Reading this thread, the OP clearly is overloading the front axle and will destroy it if he continues to use too little
ballast. He should read the owner's manual to see their ballast recommendations and follow it. I suspect it will call for a lot more 3 point ballast than a 400 pound box blade even with 75% fill in the tires. The OP probably will have to fill the tires to 75% with something, either topping up the methanol/water or replacing it with beet juice and then adding wheel weights and/or having a lot more weight on the 3 point hitch. He could either get a much heavier box blade, add extra weight (iron, solid concrete blocks, etc.) or some combination of the two. Without knowing the exact ballast recommendations, it will be hard to say exactly what he should do.
The discussion about 40% liquid fills relates to radial tires on row crop tractors where ride quality while roading >20 MPH and power hop are major concerns. Those are not going to be concerns with a tractor that has a top speed of less than 16 MPH and the main concern here is using a loader instead of a giant no-till drill or ripper or some other high draft load pulled at high speed.

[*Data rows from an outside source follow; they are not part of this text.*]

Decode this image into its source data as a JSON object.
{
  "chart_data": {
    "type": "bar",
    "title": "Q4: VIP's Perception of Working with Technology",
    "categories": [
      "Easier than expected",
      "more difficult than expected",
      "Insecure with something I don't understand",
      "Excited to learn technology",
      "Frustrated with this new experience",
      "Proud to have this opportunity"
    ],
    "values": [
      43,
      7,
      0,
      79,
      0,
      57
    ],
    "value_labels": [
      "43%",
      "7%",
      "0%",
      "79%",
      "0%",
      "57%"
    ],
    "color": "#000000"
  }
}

I also live in the general region the OP does and bought my tractor here. My rear tires came filled to 75% with water/methanol and this is essentially standard for any ag tractor. It used to be calcium chloride and water but that has been moved away from due to the corrosiveness of the calcium chloride. The commentary about beet juice locally is that it's a pain in the behind as it makes servicing tires extremely difficult due to the sticky mess it creates, and it's expensive stuff, so few ag tractors run it. There is little row cropping done here, cattle ranching is the main agricultural pursuit, so ballasting tractors properly for handling large round and square bales is much more important here than mitigating power hop. Shoot, power hop isn't even possible on many tractors here as that only occurs with driven front wheels. You don't need MFWD to run hay equipment or feed bales, so there are a lot of 2WD tractors around here.